On the one hand, an almost unreal wave, a pure jewel of nature around which the Polynesian natives, surfers, divers and fishermen, heirs to a relationship with nature that we associate with the first peoples, and which we wish we hadn’t lost altogether.
On the other hand, the Olympic Games. A dream, an institution, but also a multinational, the IOC, which like FIFA is sometimes more powerful than states, moving from continent to continent more for financial and geopolitical reasons than sports.
On one side, a Western vision talks about norms, concrete blocks in the reef, air conditioning. On the other, people peacefully expressing their concerns, saying that their wooden tower has existed for years, it does the job for WSL events and that should be enough.
While we can imagine that reality is more nuanced, that not everything is so Manichean, and that we need to look beyond the parallel with the Hollywood film that forces the issue, the latest video posted by Matahi Drollet on Instagram hits the nail on the head because it perfectly embodies the times. We wonder how the two sides got here, how and especially why the institution persists in this clash of cultures and worldviews. It’s worrying.
First, sorry to hit where it hurts, but it’s hard to understand why the Tahitians didn’t fight years ago to prevent the Olympics from coming to them.

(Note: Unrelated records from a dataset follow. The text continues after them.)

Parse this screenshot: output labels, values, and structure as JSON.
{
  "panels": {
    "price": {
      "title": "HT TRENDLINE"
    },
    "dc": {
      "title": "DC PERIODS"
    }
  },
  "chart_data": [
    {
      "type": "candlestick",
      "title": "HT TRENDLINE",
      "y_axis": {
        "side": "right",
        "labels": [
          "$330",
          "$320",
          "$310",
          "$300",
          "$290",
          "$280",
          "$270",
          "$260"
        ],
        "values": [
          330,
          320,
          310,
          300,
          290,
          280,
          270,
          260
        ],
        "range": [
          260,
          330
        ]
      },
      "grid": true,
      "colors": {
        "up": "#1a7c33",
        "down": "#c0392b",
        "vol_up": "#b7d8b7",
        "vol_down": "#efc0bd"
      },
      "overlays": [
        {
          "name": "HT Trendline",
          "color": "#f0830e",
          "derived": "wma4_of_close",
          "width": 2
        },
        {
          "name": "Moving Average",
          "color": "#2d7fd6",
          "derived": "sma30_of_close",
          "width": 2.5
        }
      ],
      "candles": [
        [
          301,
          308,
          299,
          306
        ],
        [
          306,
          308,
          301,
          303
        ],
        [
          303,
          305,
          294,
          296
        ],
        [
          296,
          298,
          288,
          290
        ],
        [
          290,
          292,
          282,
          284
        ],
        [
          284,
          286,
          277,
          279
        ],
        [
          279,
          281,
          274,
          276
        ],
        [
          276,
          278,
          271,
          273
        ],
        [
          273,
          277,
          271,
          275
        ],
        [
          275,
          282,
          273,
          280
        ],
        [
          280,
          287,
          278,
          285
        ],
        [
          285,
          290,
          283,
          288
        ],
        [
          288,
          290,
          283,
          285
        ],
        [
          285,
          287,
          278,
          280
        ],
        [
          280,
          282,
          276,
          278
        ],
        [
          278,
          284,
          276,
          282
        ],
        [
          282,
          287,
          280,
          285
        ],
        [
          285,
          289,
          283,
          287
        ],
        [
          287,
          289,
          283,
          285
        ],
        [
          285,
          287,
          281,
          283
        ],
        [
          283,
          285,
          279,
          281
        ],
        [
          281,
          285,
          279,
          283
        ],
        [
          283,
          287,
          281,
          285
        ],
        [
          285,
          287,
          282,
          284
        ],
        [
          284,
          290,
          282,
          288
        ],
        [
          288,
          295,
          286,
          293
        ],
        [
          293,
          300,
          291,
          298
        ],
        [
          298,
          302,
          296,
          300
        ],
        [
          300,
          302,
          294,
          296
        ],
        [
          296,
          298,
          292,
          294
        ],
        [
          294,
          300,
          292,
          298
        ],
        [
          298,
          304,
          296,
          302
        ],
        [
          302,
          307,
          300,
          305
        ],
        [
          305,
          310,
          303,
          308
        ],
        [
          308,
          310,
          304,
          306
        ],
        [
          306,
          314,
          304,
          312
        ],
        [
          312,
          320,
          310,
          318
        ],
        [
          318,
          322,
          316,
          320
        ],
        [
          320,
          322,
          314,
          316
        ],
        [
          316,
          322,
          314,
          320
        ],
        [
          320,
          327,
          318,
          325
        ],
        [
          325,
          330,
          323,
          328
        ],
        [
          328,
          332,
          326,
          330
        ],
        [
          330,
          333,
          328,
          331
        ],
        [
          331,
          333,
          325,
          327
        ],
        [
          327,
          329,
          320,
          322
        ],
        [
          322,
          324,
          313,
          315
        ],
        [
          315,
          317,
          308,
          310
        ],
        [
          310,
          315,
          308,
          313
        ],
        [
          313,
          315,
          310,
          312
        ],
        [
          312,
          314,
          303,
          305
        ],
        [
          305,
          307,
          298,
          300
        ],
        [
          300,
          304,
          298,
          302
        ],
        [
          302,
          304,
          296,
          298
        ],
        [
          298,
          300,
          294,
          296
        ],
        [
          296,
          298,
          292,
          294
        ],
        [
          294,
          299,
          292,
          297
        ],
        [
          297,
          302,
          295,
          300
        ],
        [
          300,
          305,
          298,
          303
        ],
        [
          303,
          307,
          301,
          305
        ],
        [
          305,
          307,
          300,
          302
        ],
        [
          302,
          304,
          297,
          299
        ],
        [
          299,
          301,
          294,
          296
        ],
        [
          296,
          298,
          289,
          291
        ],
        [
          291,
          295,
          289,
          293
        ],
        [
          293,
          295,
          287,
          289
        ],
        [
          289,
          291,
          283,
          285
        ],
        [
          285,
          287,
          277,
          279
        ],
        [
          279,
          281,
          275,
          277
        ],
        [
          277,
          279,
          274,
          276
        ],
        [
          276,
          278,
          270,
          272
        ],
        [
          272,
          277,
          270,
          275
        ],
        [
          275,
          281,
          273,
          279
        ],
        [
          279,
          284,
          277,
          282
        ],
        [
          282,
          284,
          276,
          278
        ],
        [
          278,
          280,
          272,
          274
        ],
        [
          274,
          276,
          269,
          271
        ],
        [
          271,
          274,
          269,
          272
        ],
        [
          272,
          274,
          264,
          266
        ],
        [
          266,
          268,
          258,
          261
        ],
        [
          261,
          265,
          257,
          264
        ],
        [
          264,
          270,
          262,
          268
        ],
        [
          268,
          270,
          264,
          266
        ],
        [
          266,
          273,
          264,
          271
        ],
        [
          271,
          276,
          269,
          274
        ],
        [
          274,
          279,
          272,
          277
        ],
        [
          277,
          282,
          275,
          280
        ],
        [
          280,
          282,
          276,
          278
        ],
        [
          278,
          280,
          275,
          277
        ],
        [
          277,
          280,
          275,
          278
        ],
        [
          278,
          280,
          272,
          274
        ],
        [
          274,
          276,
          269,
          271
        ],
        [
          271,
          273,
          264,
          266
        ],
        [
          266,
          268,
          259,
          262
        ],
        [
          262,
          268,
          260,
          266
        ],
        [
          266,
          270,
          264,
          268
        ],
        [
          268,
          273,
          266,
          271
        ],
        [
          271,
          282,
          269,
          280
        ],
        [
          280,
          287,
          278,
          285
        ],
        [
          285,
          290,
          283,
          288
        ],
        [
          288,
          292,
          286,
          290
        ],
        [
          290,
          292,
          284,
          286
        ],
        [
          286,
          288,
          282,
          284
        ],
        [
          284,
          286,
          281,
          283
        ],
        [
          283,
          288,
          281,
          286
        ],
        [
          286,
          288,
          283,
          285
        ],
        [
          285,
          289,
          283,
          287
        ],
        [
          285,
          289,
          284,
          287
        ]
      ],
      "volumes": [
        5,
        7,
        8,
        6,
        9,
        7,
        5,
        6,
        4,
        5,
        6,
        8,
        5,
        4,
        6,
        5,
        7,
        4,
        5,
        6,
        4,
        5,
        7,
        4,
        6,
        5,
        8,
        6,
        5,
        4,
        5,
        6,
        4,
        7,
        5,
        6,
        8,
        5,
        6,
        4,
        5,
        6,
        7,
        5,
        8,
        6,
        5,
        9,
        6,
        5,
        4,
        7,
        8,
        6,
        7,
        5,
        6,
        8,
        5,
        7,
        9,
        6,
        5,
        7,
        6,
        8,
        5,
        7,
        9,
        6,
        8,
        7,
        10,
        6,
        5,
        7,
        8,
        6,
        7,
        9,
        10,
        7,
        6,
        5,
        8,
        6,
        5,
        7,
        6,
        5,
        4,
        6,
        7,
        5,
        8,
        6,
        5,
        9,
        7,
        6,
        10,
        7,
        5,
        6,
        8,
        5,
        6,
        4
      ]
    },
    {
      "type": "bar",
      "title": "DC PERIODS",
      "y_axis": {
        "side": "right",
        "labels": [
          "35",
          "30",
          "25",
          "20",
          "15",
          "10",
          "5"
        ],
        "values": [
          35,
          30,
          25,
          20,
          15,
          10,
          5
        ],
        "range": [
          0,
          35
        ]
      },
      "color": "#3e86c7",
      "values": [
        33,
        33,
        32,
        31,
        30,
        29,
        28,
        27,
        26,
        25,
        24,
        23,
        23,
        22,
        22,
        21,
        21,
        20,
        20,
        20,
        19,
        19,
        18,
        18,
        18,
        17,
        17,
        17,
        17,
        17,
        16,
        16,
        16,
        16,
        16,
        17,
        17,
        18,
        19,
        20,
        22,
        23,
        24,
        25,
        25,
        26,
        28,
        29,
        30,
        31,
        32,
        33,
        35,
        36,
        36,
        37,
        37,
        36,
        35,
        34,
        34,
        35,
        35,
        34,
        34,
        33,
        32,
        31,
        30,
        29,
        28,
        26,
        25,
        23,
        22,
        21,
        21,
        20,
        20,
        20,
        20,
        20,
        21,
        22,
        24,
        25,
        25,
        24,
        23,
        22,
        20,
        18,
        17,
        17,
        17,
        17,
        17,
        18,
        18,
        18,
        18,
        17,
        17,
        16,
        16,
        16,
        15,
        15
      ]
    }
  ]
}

How could they have imagined, even though they obviously expected economic benefits and understandable pride, that their little paradise wouldn’t suffer in one way or another from the presence of this huge machine that is the Olympics, that it wouldn’t cause collateral damage?
On the other hand, and this mistake is unforgivable, how could the people responsible for the “technical” aspect have imagined that in today’s world, their big, comfortable aluminum tower, firmly seated on multiple concrete blocks on a millennia-old reef, wouldn’t appear as the epitome of arrogance, complacency, and irresponsibility of a Western world that still doesn’t know how to set limits to its conception of the future? A world that doesn’t see the reef and fauna, but “safety standards,” air conditioning, and servers, and can’t imagine that a place shouldn’t be indelibly marked for a three-day event.
The IOC, however, is not new to controversies over the traces and wastelands it leaves behind, and its cynicism is established. The French candidacy should have been more subtle. It’s a failure. It’s ruined.